Making Green Lanes 20MPH from Manor House to Turnpike Lane would greatly improve the quality of life for residents in that area, Duckets common and Finsbury Park stretches are most hostile where cars accelerate. Cars in London do an average of 20 MPH, it was the speed that Victorians designed London to travel, as it was a reasonable speed for a carriage to travel safely in a built up environment, we live in London not Milton Keynes, they tried to redesign Birmingham to suit the car, they reversed this as it
killed the city centre, even the Autobarn is now restricted by the sheer amount of cars on the motorway. Australia leads the way with speed restrictions in its town centres, but lags disgracefully behind in Rd vs Rail alternatives esp to rural areas.

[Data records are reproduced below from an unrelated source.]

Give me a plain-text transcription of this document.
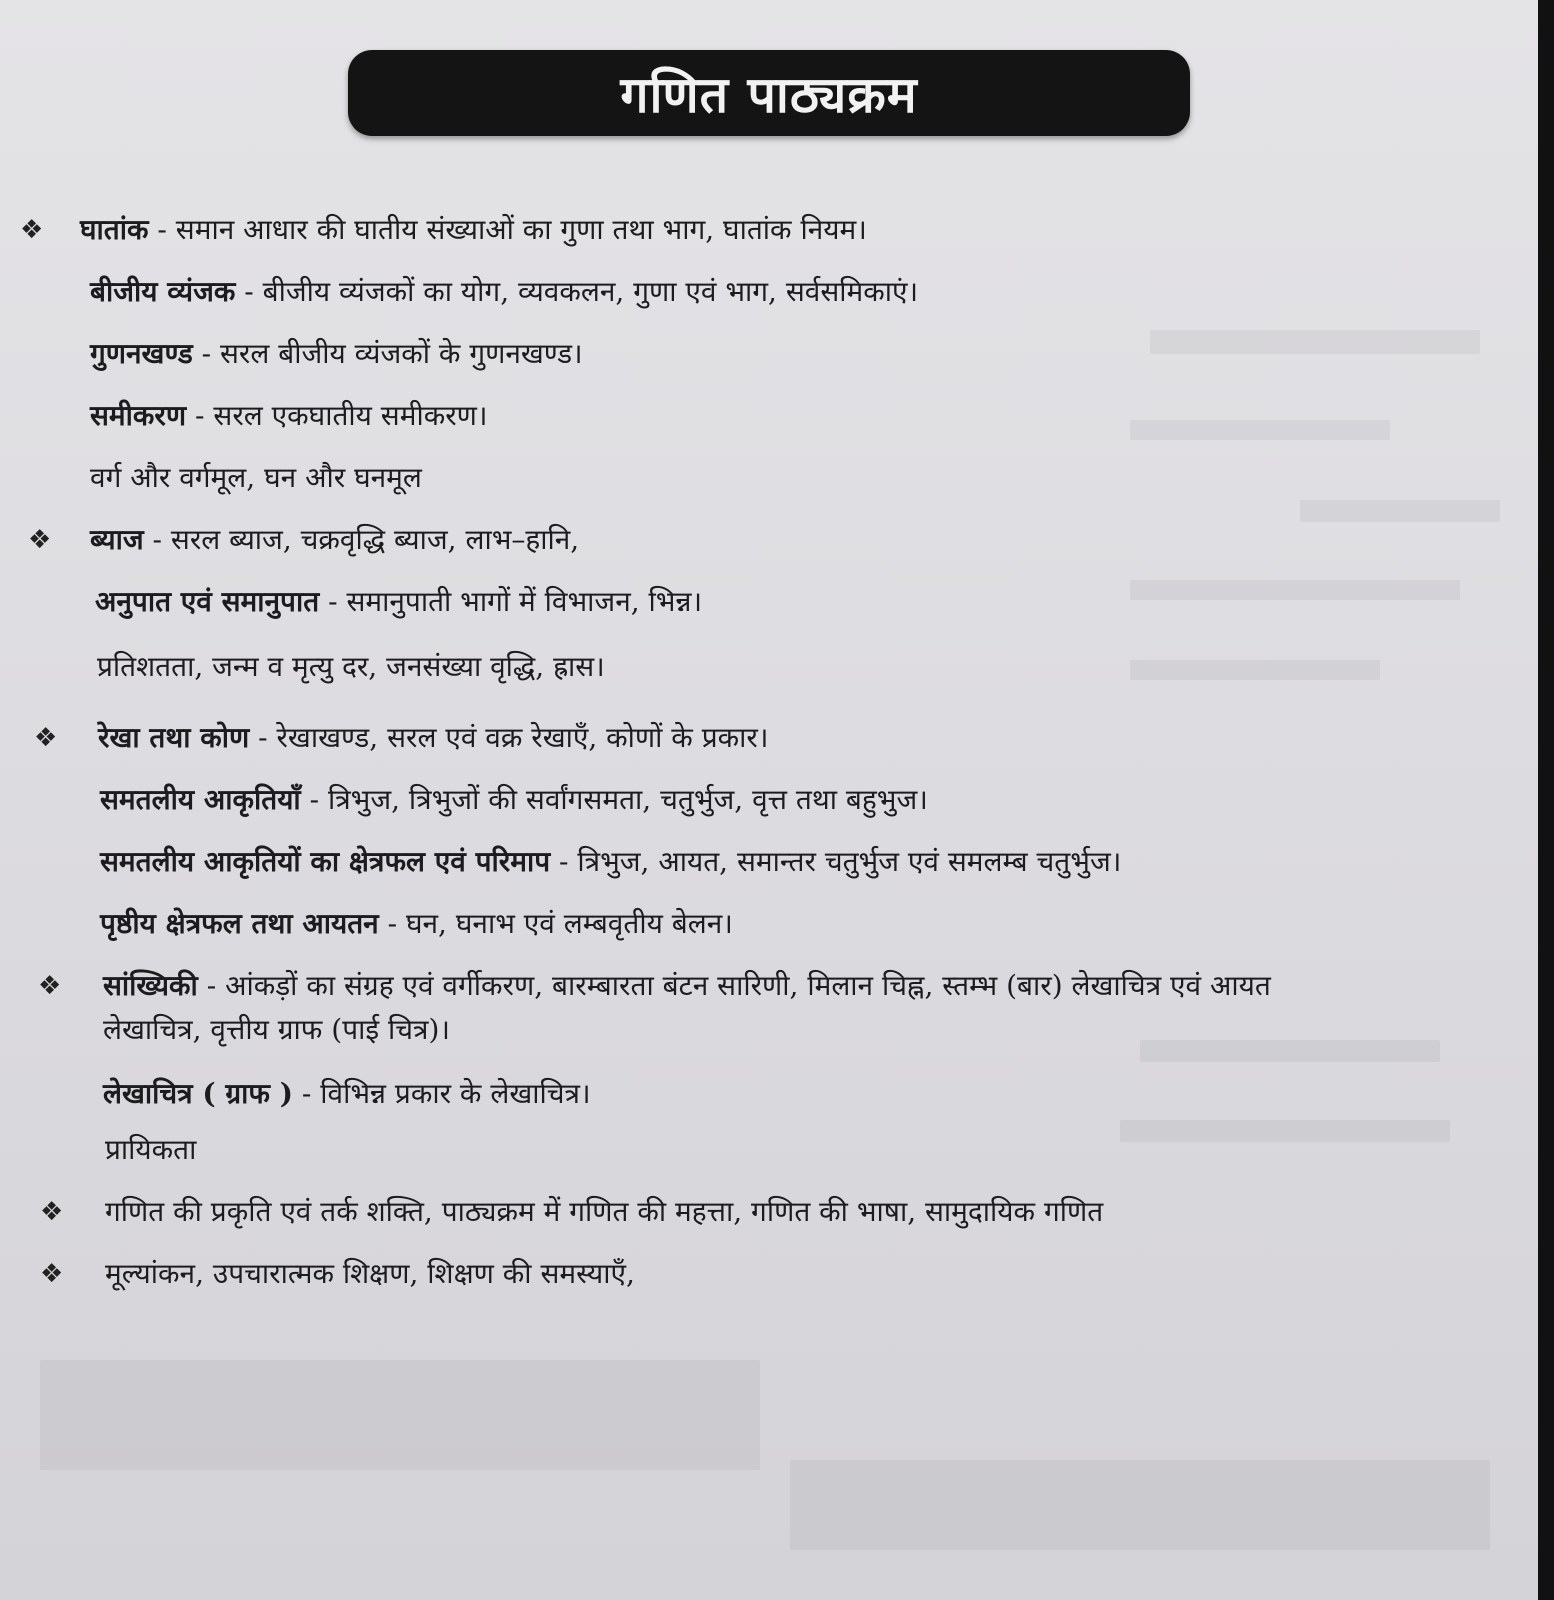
गणित पाठ्यक्रम
❖ घातांक - समान आधार की घातीय संख्याओं का गुणा तथा भाग, घातांक नियम।
बीजीय व्यंजक - बीजीय व्यंजकों का योग, व्यवकलन, गुणा एवं भाग, सर्वसमिकाएं।
गुणनखण्ड - सरल बीजीय व्यंजकों के गुणनखण्ड।
समीकरण - सरल एकघातीय समीकरण।
वर्ग और वर्गमूल, घन और घनमूल
❖ ब्याज - सरल ब्याज, चक्रवृद्धि ब्याज, लाभ–हानि,
अनुपात एवं समानुपात - समानुपाती भागों में विभाजन, भिन्न।
प्रतिशतता, जन्म व मृत्यु दर, जनसंख्या वृद्धि, ह्रास।
❖ रेखा तथा कोण - रेखाखण्ड, सरल एवं वक्र रेखाएँ, कोणों के प्रकार।
समतलीय आकृतियाँ - त्रिभुज, त्रिभुजों की सर्वांगसमता, चतुर्भुज, वृत्त तथा बहुभुज।
समतलीय आकृतियों का क्षेत्रफल एवं परिमाप - त्रिभुज, आयत, समान्तर चतुर्भुज एवं समलम्ब चतुर्भुज।
पृष्ठीय क्षेत्रफल तथा आयतन - घन, घनाभ एवं लम्बवृतीय बेलन।
❖ सांख्यिकी - आंकड़ों का संग्रह एवं वर्गीकरण, बारम्बारता बंटन सारिणी, मिलान चिह्न, स्तम्भ (बार) लेखाचित्र एवं आयत
लेखाचित्र, वृत्तीय ग्राफ (पाई चित्र)।
लेखाचित्र ( ग्राफ ) - विभिन्न प्रकार के लेखाचित्र।
प्रायिकता
❖ गणित की प्रकृति एवं तर्क शक्ति, पाठ्यक्रम में गणित की महत्ता, गणित की भाषा, सामुदायिक गणित
❖ मूल्यांकन, उपचारात्मक शिक्षण, शिक्षण की समस्याएँ,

Speed humps are barely passable on the ladder smoothly at 12MPH and on some up roads much less at 9MPH, so an advisable speed would be a good idea for our ladder roads to stop the scraping of cars over our speed humps, I would love to get rid of them, and have our speed restricted by satnav for smoother safer journeys for everyone.

Bring it on Green Lanes!
LBC as i type, south london driverless cars road trials under way today. Those sci-fi film futures of society lock down is only a matter of time and technology. The introduction of 20mph is done knowing full well that it will not be obeyed but the solution for the 20mph problem is already known and will be justified and released over time. The sci-fi nightmare future of control is approaching on all fronts dressed up in creating an ever safer society with higher indirect tax. In the future you will have to go to a 3rd world country to enjoy some freedom and drive a car for fun.

You're making plans, then..... 

TfL yesterday (12 March '15) put out proposals for making eight sections of their network of 'Red Routes' subject to a 20mph limit.  The Evening Standard has mapped them.

According to TfL "Although large sections of the TfL Road Network are main arterial roads, some sections pass through busy town centres, which are more attuned to lower speed limits as they have high pedestrian and cyclist numbers". It has "identified around 50km of its network which could potentially be appropriate for 20mph speed limits". 

In Haringey the Red Routes are the A10 (Tottenham High Road/Monument Way/Bruce Grove), and the section of Seven Sisters Road between Manor House and Seven Sisters. Which parts of those could count as "busy town centres" "appropriate for 20mph", I wonder?

Mind you, like Green Lanes in Harringay, the High Road in the middle of Tottenham doesn't often see 20mph never mind 30.